Elusive Introductions

What changes take place when you need to introduce yourself to new people after you have begun the transition into retirement? Last month, I met a woman who arrived at a course I was instructing, who seemed to be evasive when it came time to introductions. I wondered why she had come to the course and if I would learn more about her over the next two days.

We connected for a brief but illuminating moment at coffee time. I learned that she had retired from a long and illustrious career just seven months ago. She also revealed the struggle she was experiencing in searching for the next steps of her path. What resonated for me, was the tangible and felt sense of both anxiety and anticipation in what might come next. I was startled by my own recognition of the mixed emotions she described and the fear I have had that no one else will understand this aspect of the experience.

Resting on the laurels of a stellar and brilliant career that may have spanned anywhere between thirty and forty years matters not to anyone but you once it is finished. I have noticed some people tune right out as soon as you utter the word, “retired”, and others launch into a diatribe about why they could not even think about leaving the work world at this time. Some people are curious, though, and express genuine interest in what you might do with the time during your day. Conversations either end at this point or move to safer topics. This often leaves me with a vague feeling that unless I can define for myself a role that clearly projects future contributions, I am somehow less than I used to be.

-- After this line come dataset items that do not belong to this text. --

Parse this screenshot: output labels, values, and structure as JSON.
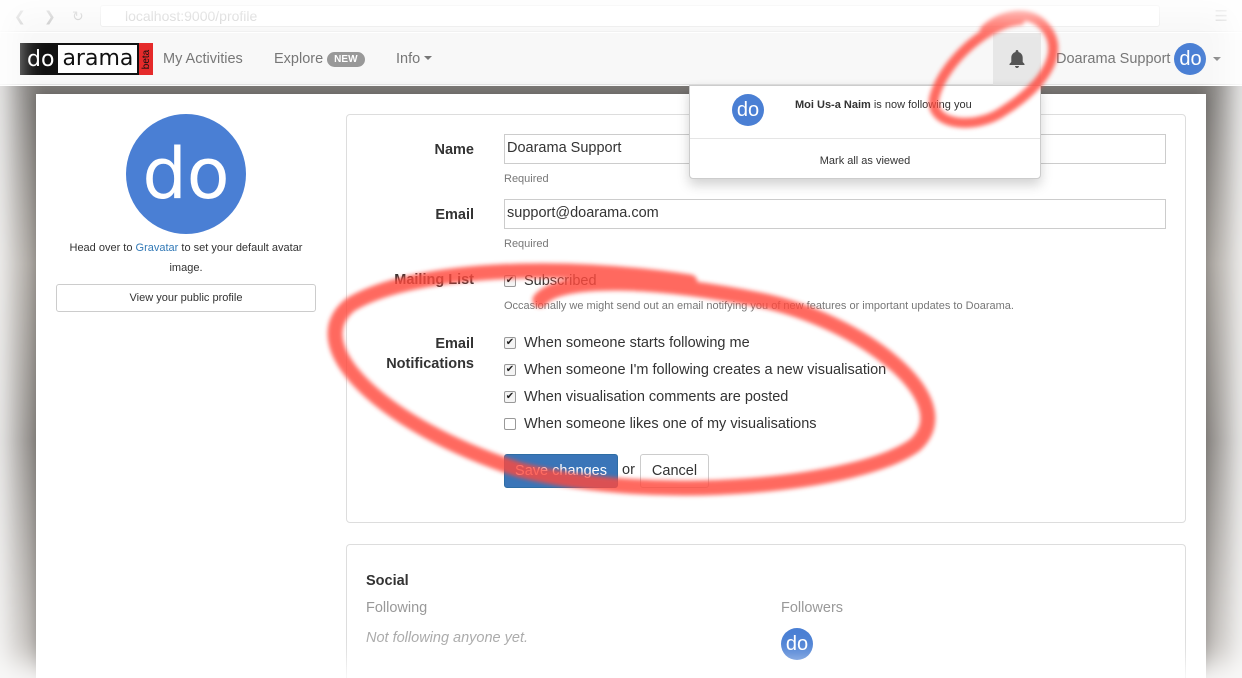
{
  "browser": {
    "url": "localhost:9000/profile"
  },
  "navbar": {
    "logo_left": "do",
    "logo_right": "arama",
    "logo_badge": "beta",
    "links": {
      "my_activities": "My Activities",
      "explore": "Explore",
      "explore_badge": "NEW",
      "info": "Info"
    },
    "user_name": "Doarama Support",
    "user_avatar_text": "do"
  },
  "notifications": {
    "items": [
      {
        "avatar_text": "do",
        "actor": "Moi Us-a Naim",
        "message": " is now following you"
      }
    ],
    "mark_all": "Mark all as viewed"
  },
  "profile": {
    "avatar_text": "do",
    "avatar_hint_before": "Head over to ",
    "avatar_hint_link": "Gravatar",
    "avatar_hint_after": " to set your default avatar image.",
    "public_profile_button": "View your public profile"
  },
  "form": {
    "name_label": "Name",
    "name_value": "Doarama Support",
    "name_help": "Required",
    "email_label": "Email",
    "email_value": "support@doarama.com",
    "email_help": "Required",
    "mailing_label": "Mailing List",
    "mailing_option": "Subscribed",
    "mailing_help": "Occasionally we might send out an email notifying you of new features or important updates to Doarama.",
    "notifications_label_line1": "Email",
    "notifications_label_line2": "Notifications",
    "notification_options": [
      {
        "label": "When someone starts following me",
        "checked": true
      },
      {
        "label": "When someone I'm following creates a new visualisation",
        "checked": true
      },
      {
        "label": "When visualisation comments are posted",
        "checked": true
      },
      {
        "label": "When someone likes one of my visualisations",
        "checked": false
      }
    ],
    "save_button": "Save changes",
    "or_text": "or",
    "cancel_button": "Cancel"
  },
  "social": {
    "title": "Social",
    "following_label": "Following",
    "following_empty": "Not following anyone yet.",
    "followers_label": "Followers",
    "followers": [
      {
        "avatar_text": "do"
      }
    ]
  },
  "colors": {
    "brand_blue": "#4a7fd4",
    "primary_button": "#3a75b8",
    "annotation_red": "#ff4a3d"
  }
}
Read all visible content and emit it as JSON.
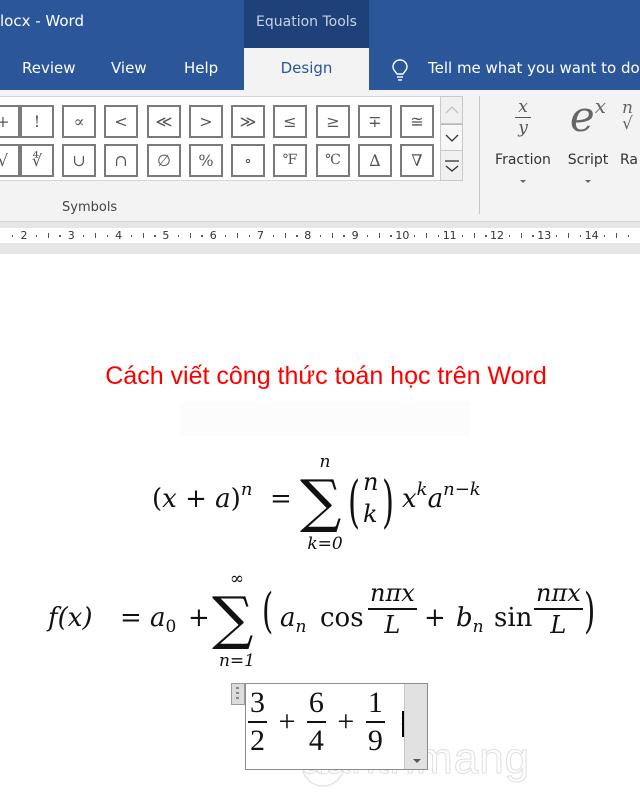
{
  "window": {
    "title": "locx  -  Word",
    "context_tab_group": "Equation Tools"
  },
  "tabs": [
    {
      "label": "Review",
      "active": false
    },
    {
      "label": "View",
      "active": false
    },
    {
      "label": "Help",
      "active": false
    },
    {
      "label": "Design",
      "active": true
    }
  ],
  "tell_me": {
    "icon": "lightbulb-icon",
    "placeholder": "Tell me what you want to do"
  },
  "ribbon": {
    "symbols_group": {
      "label": "Symbols",
      "row1": [
        "+",
        "!",
        "∝",
        "<",
        "≪",
        ">",
        "≫",
        "≤",
        "≥",
        "∓",
        "≅"
      ],
      "row2": [
        "√",
        "∜",
        "∪",
        "∩",
        "∅",
        "%",
        "∘",
        "℉",
        "℃",
        "∆",
        "∇"
      ],
      "scroll_buttons": [
        "scroll-up",
        "scroll-down",
        "more"
      ]
    },
    "structures": [
      {
        "label": "Fraction",
        "icon": "fraction-icon",
        "icon_top": "x",
        "icon_bottom": "y"
      },
      {
        "label": "Script",
        "icon": "script-icon",
        "icon_base": "e",
        "icon_sup": "x"
      },
      {
        "label": "Ra",
        "icon": "radical-icon",
        "icon_text": "n√"
      }
    ]
  },
  "ruler": {
    "numbers": [
      "2",
      "3",
      "4",
      "5",
      "6",
      "7",
      "8",
      "9",
      "10",
      "11",
      "12",
      "13",
      "14"
    ]
  },
  "document": {
    "heading": "Cách viết công thức toán học trên Word",
    "heading_color": "#ff0000",
    "equations": {
      "binomial": {
        "lhs_open": "(",
        "lhs_x": "x",
        "lhs_plus": " + ",
        "lhs_a": "a",
        "lhs_close": ")",
        "lhs_exp": "n",
        "equals": "=",
        "sum_upper": "n",
        "sum_lower": "k=0",
        "binom_top": "n",
        "binom_bottom": "k",
        "term_x": "x",
        "term_x_exp": "k",
        "term_a": "a",
        "term_a_exp": "n−k"
      },
      "fourier": {
        "lhs": "f(x)",
        "equals": "=",
        "a0_base": "a",
        "a0_sub": "0",
        "plus": "+",
        "sum_upper": "∞",
        "sum_lower": "n=1",
        "an_base": "a",
        "an_sub": "n",
        "cos": "cos",
        "frac_num": "nπx",
        "frac_den": "L",
        "bn_base": "b",
        "bn_sub": "n",
        "sin": "sin"
      },
      "editing": {
        "f1_num": "3",
        "f1_den": "2",
        "f2_num": "6",
        "f2_den": "4",
        "f3_num": "1",
        "f3_den": "9",
        "plus": "+",
        "equals": "="
      }
    },
    "watermark": "uantrimang"
  }
}
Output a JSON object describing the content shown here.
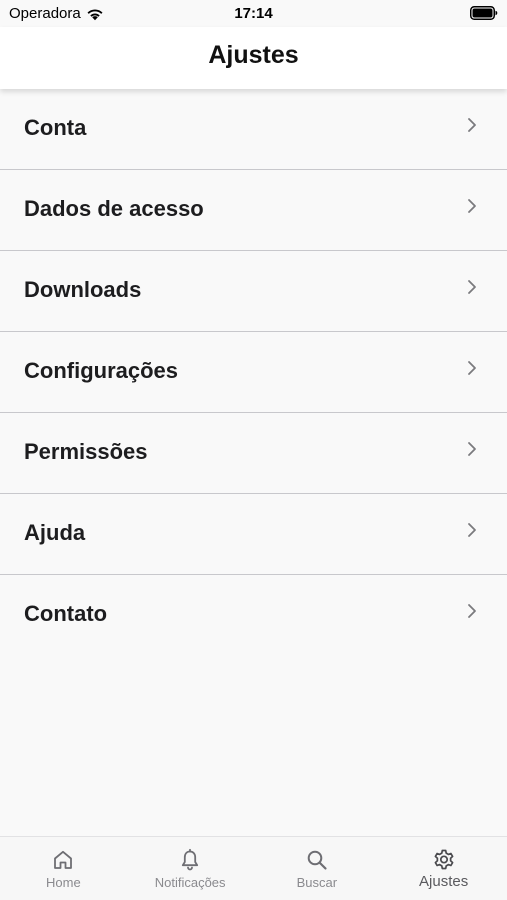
{
  "status_bar": {
    "carrier": "Operadora",
    "time": "17:14"
  },
  "header": {
    "title": "Ajustes"
  },
  "settings": {
    "items": [
      {
        "label": "Conta"
      },
      {
        "label": "Dados de acesso"
      },
      {
        "label": "Downloads"
      },
      {
        "label": "Configurações"
      },
      {
        "label": "Permissões"
      },
      {
        "label": "Ajuda"
      },
      {
        "label": "Contato"
      }
    ]
  },
  "tab_bar": {
    "tabs": [
      {
        "label": "Home",
        "icon": "home-icon"
      },
      {
        "label": "Notificações",
        "icon": "bell-icon"
      },
      {
        "label": "Buscar",
        "icon": "search-icon"
      },
      {
        "label": "Ajustes",
        "icon": "gear-icon",
        "active": true
      }
    ]
  },
  "colors": {
    "background": "#f9f9f9",
    "header_background": "#ffffff",
    "separator": "#c8c8cc",
    "tab_inactive": "#8a8a8e",
    "tab_active": "#5a5a5e"
  }
}
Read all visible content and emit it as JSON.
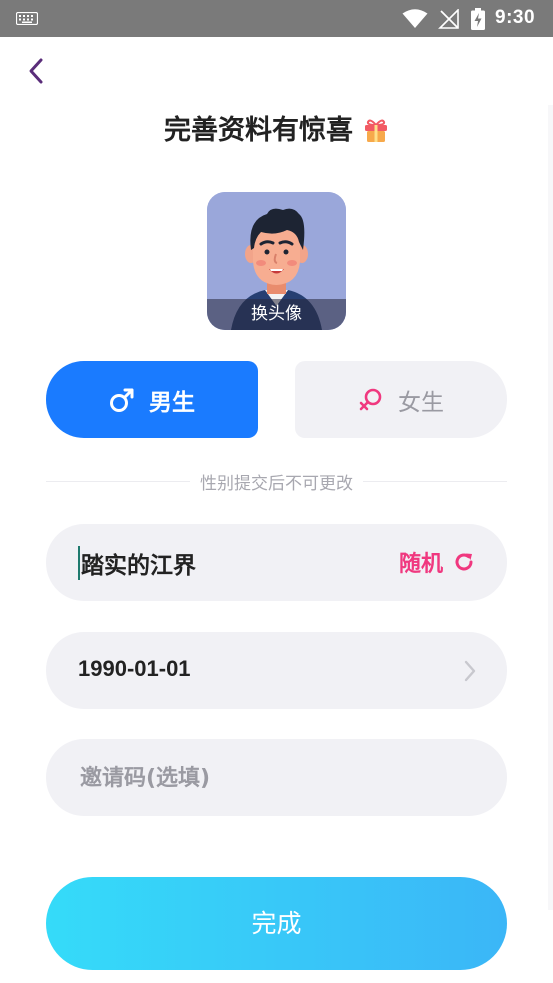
{
  "status_bar": {
    "time": "9:30",
    "icons": [
      "keyboard-icon",
      "wifi-icon",
      "no-signal-icon",
      "battery-charging-icon"
    ]
  },
  "header": {
    "title": "完善资料有惊喜",
    "title_icon": "gift-icon",
    "back_icon": "chevron-left-icon"
  },
  "avatar": {
    "change_label": "换头像",
    "background": "#9aa7da"
  },
  "gender": {
    "male_label": "男生",
    "female_label": "女生",
    "selected": "male",
    "male_color": "#1a7bff",
    "female_icon_color": "#f0387f",
    "hint": "性别提交后不可更改"
  },
  "form": {
    "nickname_value": "踏实的江界",
    "random_label": "随机",
    "birthday_value": "1990-01-01",
    "invite_placeholder": "邀请码(选填)",
    "invite_value": ""
  },
  "submit": {
    "label": "完成",
    "gradient_start": "#35dbf9",
    "gradient_end": "#3bb6f7"
  }
}
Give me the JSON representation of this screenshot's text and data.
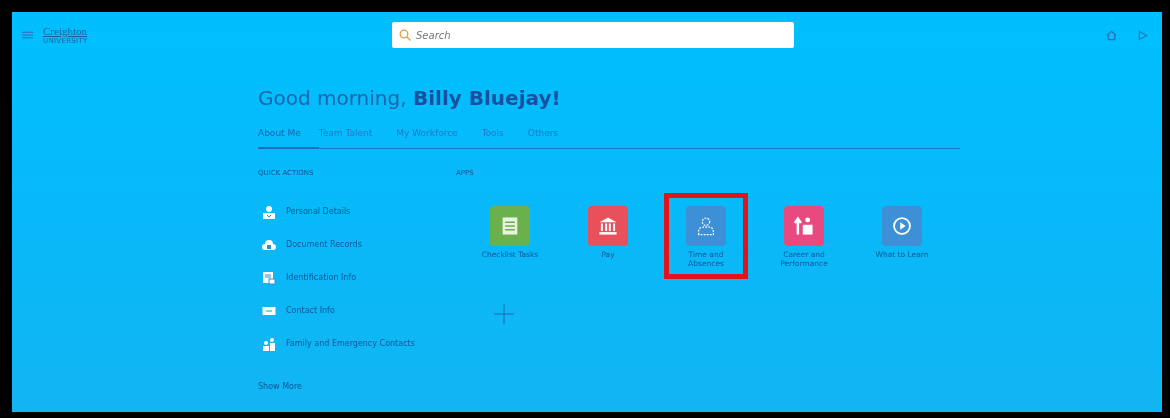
{
  "header": {
    "logo": {
      "name": "Creighton",
      "subtitle": "UNIVERSITY"
    },
    "search": {
      "placeholder": "Search"
    }
  },
  "greeting": {
    "text": "Good morning, ",
    "name": "Billy Bluejay!"
  },
  "tabs": [
    {
      "label": "About Me",
      "selected": true
    },
    {
      "label": "Team Talent",
      "selected": false
    },
    {
      "label": "My Workforce",
      "selected": false
    },
    {
      "label": "Tools",
      "selected": false
    },
    {
      "label": "Others",
      "selected": false
    }
  ],
  "quick_actions": {
    "title": "QUICK ACTIONS",
    "items": [
      {
        "label": "Personal Details",
        "kind": "person"
      },
      {
        "label": "Document Records",
        "kind": "cloud"
      },
      {
        "label": "Identification Info",
        "kind": "card"
      },
      {
        "label": "Contact Info",
        "kind": "mail"
      },
      {
        "label": "Family and Emergency Contacts",
        "kind": "family"
      }
    ],
    "show_more": "Show More"
  },
  "apps": {
    "title": "APPS",
    "items": [
      {
        "label": "Checklist Tasks",
        "kind": "checklist",
        "color": "#6ab04c",
        "highlighted": false
      },
      {
        "label": "Pay",
        "kind": "bank",
        "color": "#e8505b",
        "highlighted": false
      },
      {
        "label": "Time and Absences",
        "kind": "person",
        "color": "#3d8fd6",
        "highlighted": true
      },
      {
        "label": "Career and Performance",
        "kind": "career",
        "color": "#e84a7f",
        "highlighted": false
      },
      {
        "label": "What to Learn",
        "kind": "play",
        "color": "#3d8fd6",
        "highlighted": false
      }
    ]
  }
}
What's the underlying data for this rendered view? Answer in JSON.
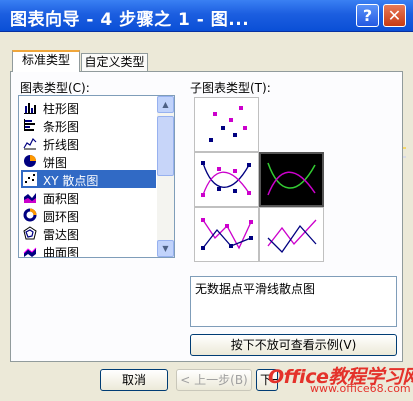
{
  "window": {
    "title": "图表向导 - 4 步骤之 1 - 图...",
    "help_label": "?",
    "close_label": "✕"
  },
  "tabs": [
    {
      "label": "标准类型"
    },
    {
      "label": "自定义类型"
    }
  ],
  "chart_types_label": "图表类型(C):",
  "chart_types": [
    {
      "label": "柱形图",
      "icon": "column-chart-icon"
    },
    {
      "label": "条形图",
      "icon": "bar-chart-icon"
    },
    {
      "label": "折线图",
      "icon": "line-chart-icon"
    },
    {
      "label": "饼图",
      "icon": "pie-chart-icon"
    },
    {
      "label": "XY 散点图",
      "icon": "scatter-chart-icon",
      "selected": true
    },
    {
      "label": "面积图",
      "icon": "area-chart-icon"
    },
    {
      "label": "圆环图",
      "icon": "doughnut-chart-icon"
    },
    {
      "label": "雷达图",
      "icon": "radar-chart-icon"
    },
    {
      "label": "曲面图",
      "icon": "surface-chart-icon"
    }
  ],
  "subtypes_label": "子图表类型(T):",
  "subtypes": [
    {
      "icon": "scatter-markers-icon"
    },
    {
      "icon": "smooth-line-markers-icon"
    },
    {
      "icon": "smooth-line-no-markers-icon",
      "selected": true
    },
    {
      "icon": "straight-line-markers-icon"
    },
    {
      "icon": "straight-line-no-markers-icon"
    }
  ],
  "subtype_description": "无数据点平滑线散点图",
  "preview_button": "按下不放可查看示例(V)",
  "buttons": {
    "cancel": "取消",
    "back": "< 上一步(B)",
    "next": "下一"
  },
  "watermark": {
    "brand": "Office教程学习网",
    "url": "www.office68.com"
  },
  "colors": {
    "titlebar": "#0a4fd6",
    "selection": "#316ac5",
    "marker": "#cc00cc",
    "accent_line": "#33cc33"
  }
}
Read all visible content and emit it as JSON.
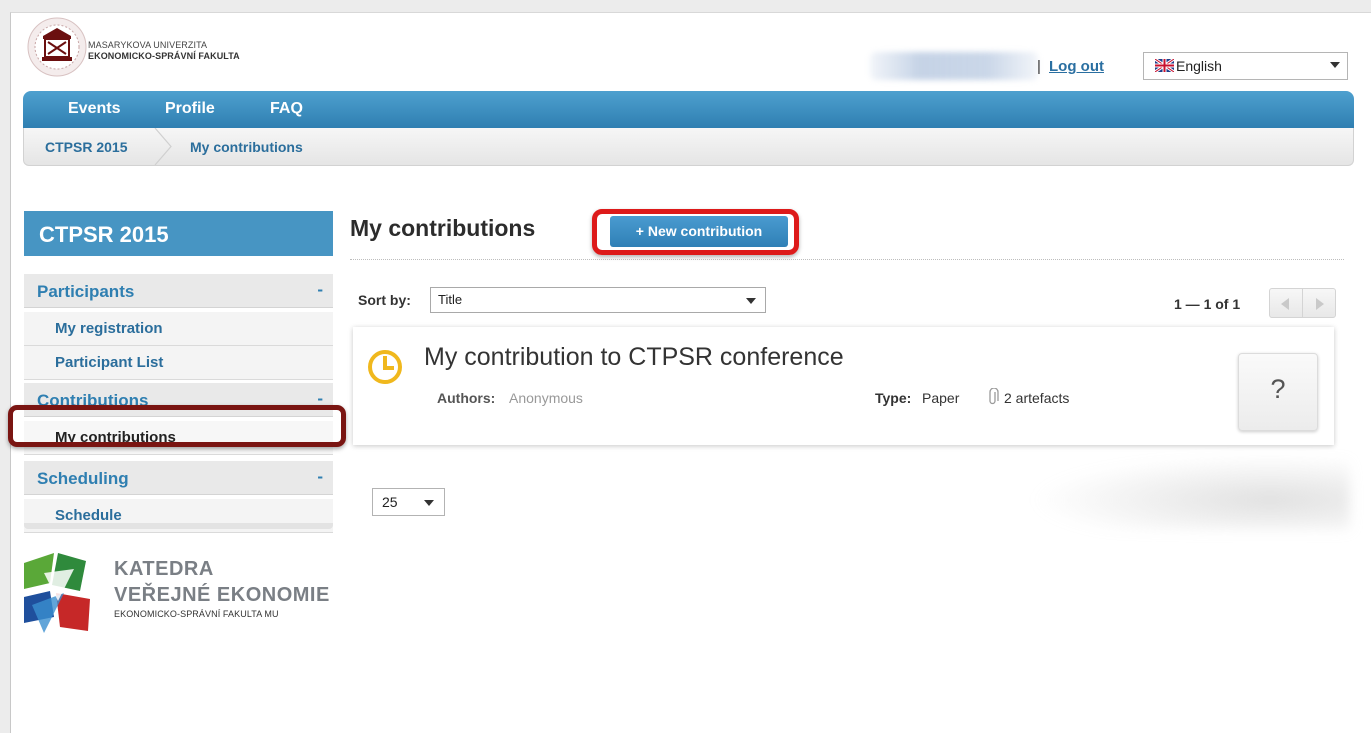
{
  "header": {
    "university_line1": "MASARYKOVA UNIVERZITA",
    "university_line2": "EKONOMICKO-SPRÁVNÍ FAKULTA",
    "separator": "|",
    "logout_label": "Log out",
    "language": "English"
  },
  "nav": {
    "items": [
      {
        "label": "Events"
      },
      {
        "label": "Profile"
      },
      {
        "label": "FAQ"
      }
    ]
  },
  "breadcrumb": {
    "items": [
      {
        "label": "CTPSR 2015"
      },
      {
        "label": "My contributions"
      }
    ]
  },
  "sidebar": {
    "title": "CTPSR 2015",
    "sections": [
      {
        "label": "Participants",
        "toggle": "-",
        "links": [
          {
            "label": "My registration"
          },
          {
            "label": "Participant List"
          }
        ]
      },
      {
        "label": "Contributions",
        "toggle": "-",
        "links": [
          {
            "label": "My contributions",
            "active": true
          }
        ]
      },
      {
        "label": "Scheduling",
        "toggle": "-",
        "links": [
          {
            "label": "Schedule"
          }
        ]
      }
    ]
  },
  "department": {
    "line1": "KATEDRA",
    "line2": "VEŘEJNÉ EKONOMIE",
    "line3": "EKONOMICKO-SPRÁVNÍ FAKULTA MU"
  },
  "main": {
    "title": "My contributions",
    "new_button": "+ New contribution",
    "sort_label": "Sort by:",
    "sort_value": "Title",
    "pager_text": "1 — 1 of 1",
    "per_page": "25"
  },
  "contribution": {
    "title": "My contribution to CTPSR conference",
    "authors_label": "Authors:",
    "authors_value": "Anonymous",
    "type_label": "Type:",
    "type_value": "Paper",
    "artefacts": "2 artefacts",
    "status_button": "?"
  },
  "colors": {
    "accent": "#2f7fb1",
    "nav_bar": "#3d90c3",
    "highlight_red": "#dd1a1a",
    "highlight_dark_red": "#7a1512",
    "clock_yellow": "#f0b81d"
  }
}
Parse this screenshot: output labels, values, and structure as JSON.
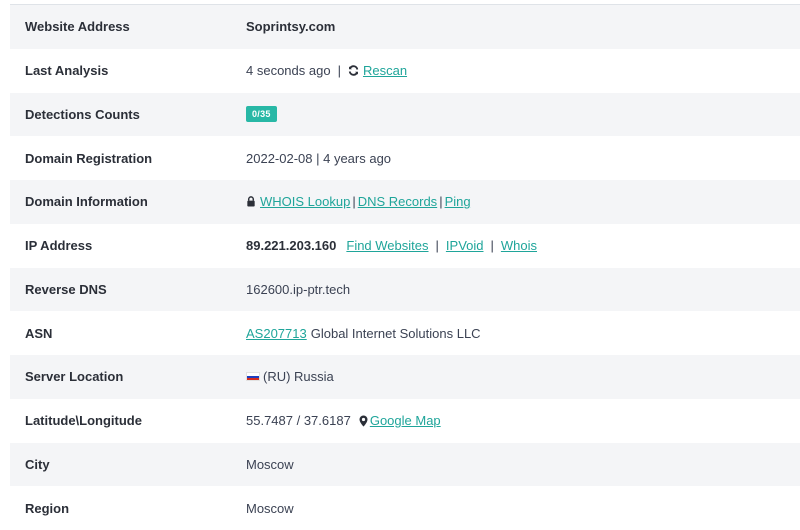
{
  "rows": {
    "website_address": {
      "label": "Website Address",
      "value": "Soprintsy.com"
    },
    "last_analysis": {
      "label": "Last Analysis",
      "value": "4 seconds ago",
      "sep": "|",
      "rescan": "Rescan",
      "icon": "refresh-icon"
    },
    "detections": {
      "label": "Detections Counts",
      "badge": "0/35",
      "badge_color": "#28b8a6"
    },
    "domain_registration": {
      "label": "Domain Registration",
      "value": "2022-02-08 | 4 years ago"
    },
    "domain_information": {
      "label": "Domain Information",
      "icon": "lock-icon",
      "whois": "WHOIS Lookup",
      "dns": "DNS Records",
      "ping": "Ping",
      "sep": "|"
    },
    "ip_address": {
      "label": "IP Address",
      "ip": "89.221.203.160",
      "find": "Find Websites",
      "ipvoid": "IPVoid",
      "whois": "Whois",
      "sep": "|"
    },
    "reverse_dns": {
      "label": "Reverse DNS",
      "value": "162600.ip-ptr.tech"
    },
    "asn": {
      "label": "ASN",
      "asn_link": "AS207713",
      "org": "Global Internet Solutions LLC"
    },
    "server_location": {
      "label": "Server Location",
      "flag": "russia-flag",
      "value": "(RU) Russia"
    },
    "lat_long": {
      "label": "Latitude\\Longitude",
      "value": "55.7487 / 37.6187",
      "icon": "map-marker-icon",
      "map_link": "Google Map"
    },
    "city": {
      "label": "City",
      "value": "Moscow"
    },
    "region": {
      "label": "Region",
      "value": "Moscow"
    }
  },
  "colors": {
    "link": "#1fa59a",
    "stripe": "#f4f5f7"
  }
}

Ironically, the anchor of my past career seemed, at times, more like an albatross while I was working and while I knew this transition to retirement would bring some identity challenges, I have yet to figure them out. I find myself paying much closer attention when someone who has retired also introduces themselves in any social setting. I realize that I unconsciously rely on learning about someone’s professional or vocational role when I meet someone. My search for better strategies for social introductions continues.

5 thoughts on “Elusive Introductions

  1. I have experienced in Europe, they never ask what “you do” in a social conversation. Work is meant to be a corner of your life, not the cornerstone! I did not realize this culture of introducing yourself and leading with your occupation might be a North American phenomenon!